Supply chain disruption has long been a concern for risk professionals. The more that companies outsource, especially internationally, the more the risk grows. Until recently, supply chain disruptions usually only affected specific industry sectors or geographic areas. COVID-19 has changed that.
Now, supply disruptions have become a problem across multiple sectors and regions at the same time and it remains unclear when these issues will be satisfactorily resolved. Beyond the pandemic, supply chain issues will likely persist or even be exacerbated due to the impacts of climate change. Companies may increasingly face disruptions like low inventories, shortages, inflationary prices, margin pressure and consumer dissatisfaction. These disruptions may even prove dangerous if they impact distribution of health or safety items.
It is no longer enough to have a plan for when the supply chain fails. Moving forward, companies must implement robust measures to help avoid or reduce the risk of supply chain disruption before it occurs. Some of the mitigation strategies companies can use to help address supply chain disruption include:
Multi-faceted vetting of suppliers and outsourced partners: In selecting a supplier or outsourcing partner, companies examine many criteria. It is important to ensure that all the risks that could lead to a stoppage of output or throughput are covered. Susceptibility to risks related to weather, other natural catastrophes, political unrest, social unrest, epidemic or pandemic, manmade catastrophes, as well as performance and governance track records must all be evaluated and used in decision-making.
Additionally, it is critical to look at who supplies the supplier. Where are they getting the raw materials or finished parts they need? With the exception of service providers, suppliers are rarely without their own supply chains. Due diligence must extend to suppliers’ suppliers.
Academia, consulting firms, professional associations, insurers and brokers have all developed risk evaluation checklists that can be helpful.

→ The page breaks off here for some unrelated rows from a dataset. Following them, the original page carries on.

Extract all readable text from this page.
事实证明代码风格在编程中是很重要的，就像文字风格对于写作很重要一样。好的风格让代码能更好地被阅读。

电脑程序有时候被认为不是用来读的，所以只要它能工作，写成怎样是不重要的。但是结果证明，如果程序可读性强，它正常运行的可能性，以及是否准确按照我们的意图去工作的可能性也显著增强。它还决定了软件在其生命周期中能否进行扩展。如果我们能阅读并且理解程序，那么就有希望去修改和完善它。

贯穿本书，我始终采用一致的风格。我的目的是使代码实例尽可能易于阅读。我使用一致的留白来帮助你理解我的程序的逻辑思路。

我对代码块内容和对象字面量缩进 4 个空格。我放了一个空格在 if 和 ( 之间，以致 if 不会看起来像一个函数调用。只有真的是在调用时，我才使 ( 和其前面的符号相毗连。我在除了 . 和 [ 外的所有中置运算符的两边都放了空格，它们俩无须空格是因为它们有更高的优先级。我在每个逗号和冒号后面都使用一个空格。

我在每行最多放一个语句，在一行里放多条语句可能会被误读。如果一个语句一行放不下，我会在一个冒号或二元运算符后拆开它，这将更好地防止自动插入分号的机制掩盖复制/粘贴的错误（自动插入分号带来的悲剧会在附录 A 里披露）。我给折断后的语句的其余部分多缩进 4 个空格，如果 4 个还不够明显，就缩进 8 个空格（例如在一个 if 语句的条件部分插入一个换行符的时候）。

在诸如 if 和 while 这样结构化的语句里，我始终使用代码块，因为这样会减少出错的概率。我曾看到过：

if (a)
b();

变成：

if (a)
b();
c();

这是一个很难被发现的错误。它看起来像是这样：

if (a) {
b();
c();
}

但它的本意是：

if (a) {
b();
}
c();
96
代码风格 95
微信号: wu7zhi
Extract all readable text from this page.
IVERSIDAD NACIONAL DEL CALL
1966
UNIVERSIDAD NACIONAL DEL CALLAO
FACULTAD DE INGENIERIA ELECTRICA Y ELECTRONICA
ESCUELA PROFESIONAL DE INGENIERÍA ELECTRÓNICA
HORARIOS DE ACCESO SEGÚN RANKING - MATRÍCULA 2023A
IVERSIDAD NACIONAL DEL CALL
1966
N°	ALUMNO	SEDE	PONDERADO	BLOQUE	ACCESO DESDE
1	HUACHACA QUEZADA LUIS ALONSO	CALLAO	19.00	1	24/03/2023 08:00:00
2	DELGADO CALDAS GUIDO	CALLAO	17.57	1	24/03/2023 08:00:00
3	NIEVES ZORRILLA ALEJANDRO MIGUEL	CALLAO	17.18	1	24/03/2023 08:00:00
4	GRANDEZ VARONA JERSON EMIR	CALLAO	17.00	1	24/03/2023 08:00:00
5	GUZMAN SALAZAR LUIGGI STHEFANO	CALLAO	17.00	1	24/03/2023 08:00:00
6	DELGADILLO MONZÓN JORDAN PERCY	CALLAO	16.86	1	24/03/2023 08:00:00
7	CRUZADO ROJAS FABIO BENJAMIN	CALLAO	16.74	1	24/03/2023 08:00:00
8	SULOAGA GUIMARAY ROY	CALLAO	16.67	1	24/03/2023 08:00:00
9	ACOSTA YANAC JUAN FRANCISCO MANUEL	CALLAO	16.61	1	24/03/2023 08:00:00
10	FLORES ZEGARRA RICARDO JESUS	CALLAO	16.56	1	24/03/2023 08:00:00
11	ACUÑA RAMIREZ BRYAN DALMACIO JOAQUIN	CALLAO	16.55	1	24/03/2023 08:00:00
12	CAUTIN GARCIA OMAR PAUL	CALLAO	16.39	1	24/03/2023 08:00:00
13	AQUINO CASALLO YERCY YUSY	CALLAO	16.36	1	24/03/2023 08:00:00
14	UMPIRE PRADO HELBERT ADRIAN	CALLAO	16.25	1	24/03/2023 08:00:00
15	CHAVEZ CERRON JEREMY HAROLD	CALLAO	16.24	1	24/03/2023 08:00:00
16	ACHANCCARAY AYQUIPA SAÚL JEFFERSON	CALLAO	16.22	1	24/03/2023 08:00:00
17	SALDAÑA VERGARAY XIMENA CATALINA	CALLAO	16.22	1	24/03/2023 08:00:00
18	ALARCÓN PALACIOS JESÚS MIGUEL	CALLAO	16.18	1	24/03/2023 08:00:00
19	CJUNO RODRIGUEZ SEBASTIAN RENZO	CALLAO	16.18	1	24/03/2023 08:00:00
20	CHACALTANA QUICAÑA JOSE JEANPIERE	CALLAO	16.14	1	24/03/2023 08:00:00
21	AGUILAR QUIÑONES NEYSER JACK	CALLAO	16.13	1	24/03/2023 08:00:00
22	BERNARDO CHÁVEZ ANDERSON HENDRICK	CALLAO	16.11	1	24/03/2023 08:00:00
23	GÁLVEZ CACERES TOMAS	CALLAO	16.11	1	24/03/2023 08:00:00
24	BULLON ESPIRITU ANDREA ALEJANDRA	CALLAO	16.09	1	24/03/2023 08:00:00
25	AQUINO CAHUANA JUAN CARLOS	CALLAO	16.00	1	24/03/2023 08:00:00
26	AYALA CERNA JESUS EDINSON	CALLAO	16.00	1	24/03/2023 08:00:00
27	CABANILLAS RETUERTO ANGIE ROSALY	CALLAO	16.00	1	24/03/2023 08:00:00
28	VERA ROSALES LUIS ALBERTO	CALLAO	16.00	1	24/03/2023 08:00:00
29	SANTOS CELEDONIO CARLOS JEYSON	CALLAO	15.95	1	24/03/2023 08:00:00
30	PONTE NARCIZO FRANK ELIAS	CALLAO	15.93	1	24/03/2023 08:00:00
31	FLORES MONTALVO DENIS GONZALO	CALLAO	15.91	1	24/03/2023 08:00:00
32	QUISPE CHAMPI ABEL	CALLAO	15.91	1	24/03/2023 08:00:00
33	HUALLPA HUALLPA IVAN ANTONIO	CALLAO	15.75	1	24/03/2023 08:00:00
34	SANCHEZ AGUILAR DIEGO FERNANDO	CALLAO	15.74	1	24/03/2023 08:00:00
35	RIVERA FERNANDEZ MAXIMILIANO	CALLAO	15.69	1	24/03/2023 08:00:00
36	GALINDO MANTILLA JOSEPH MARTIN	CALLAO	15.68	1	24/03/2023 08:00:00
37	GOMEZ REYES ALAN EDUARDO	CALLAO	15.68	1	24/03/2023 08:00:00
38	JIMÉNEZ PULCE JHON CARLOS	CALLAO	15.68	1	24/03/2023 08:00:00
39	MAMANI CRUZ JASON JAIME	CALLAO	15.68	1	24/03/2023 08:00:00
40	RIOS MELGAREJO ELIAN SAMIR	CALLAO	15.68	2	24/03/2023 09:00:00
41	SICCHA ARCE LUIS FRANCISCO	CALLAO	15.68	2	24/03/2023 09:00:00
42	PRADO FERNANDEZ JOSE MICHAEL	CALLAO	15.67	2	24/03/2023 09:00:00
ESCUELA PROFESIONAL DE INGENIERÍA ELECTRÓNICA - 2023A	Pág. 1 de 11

Geographic diversification of suppliers: One mitigation tactic is to have suppliers located in different regions. Then, if one part of the world experiences a major issue, materials or services can still flow from the suppliers located elsewhere. It may be worth supporting companies in untapped or lesser-tapped countries to develop their expertise or access their resources so they can become reliable alternatives.
Supplemental suppliers: Whether a company is contracting for raw materials, finished products or services like call centers, using only one or very few suppliers heightens supply chain risk. Using multiple suppliers when a company could use only one can reduce efficiency. On the other hand, working with multiple suppliers can give the company more leverage with each supplier and mitigate the risk if one is unable to deliver. Careful and objective assessment should reveal how many supplemental, or “next level,” suppliers should be used for each type of product or service being sourced.
Vertical integration: Vertical integration is when a company owns and manages its supply chain or large parts of it. Target is often cited as one example of a successful vertically integrated company.
Some of the pitfalls of vertically integrating are that a company can lose focus on its core mission or main products, and that the process can stretch the expertise of the management team beyond its bandwidth. One the other hand, a company can benefit by gaining control over some or all of its supply chain. This can help them try to avoid certain risks and ensure consistent quality across all part of the value chain that the supply chain supports.
In weighing the pros and cons of vertical integration, consider the long-range macro-environment. Are climatic, political, social or other conditions over the next decade expected to favor greater control over the supply chain? There are many sources of information on these topics that can aid in such considerations.
Strategic or purposeful investing: There are many kinds of strategic investing. Companies with significant investment portfolios might choose to buy stock or take a stake in companies that are part of its supply chain. As an investor, the company tends to be better informed of many aspects of the supplier’s operations. If the investment is large enough, it might even give someone from the company a seat on the board of directors. This would afford some degree of influence over how well the supplier ensures its own resilience.
Revised inventory protocols: Over the years, most companies that are dependent on raw or finished materials from their suppliers have instituted “just-in-time” inventory management. This has reduced warehousing expense, minimized waste and improved cash flow. However, when a supply chain disruption occurs, it vastly limits the company’s ability to deliver end products to customers. In addition, “just-in-time” inventory management can also create problems in other situations, such as when a large shipment contains damaged or incorrect goods. Companies need to evaluate if the benefits of such inventory strategies outweigh the risks for their operation.
In tandem with senior management, risk professionals should explore all possible strategies to mitigate the impacts of supply chain disruption. This may include insurance, which will not prevent disruption but can offset some of the associated financial losses. Some strategies will be more suitable than others, some may need to be tweaked to meet specific needs, and multiple methods may be necessary. There are many ways to de-risk supply chain uncertainty—whichever you pursue, the most important thing is to take action before problems arise.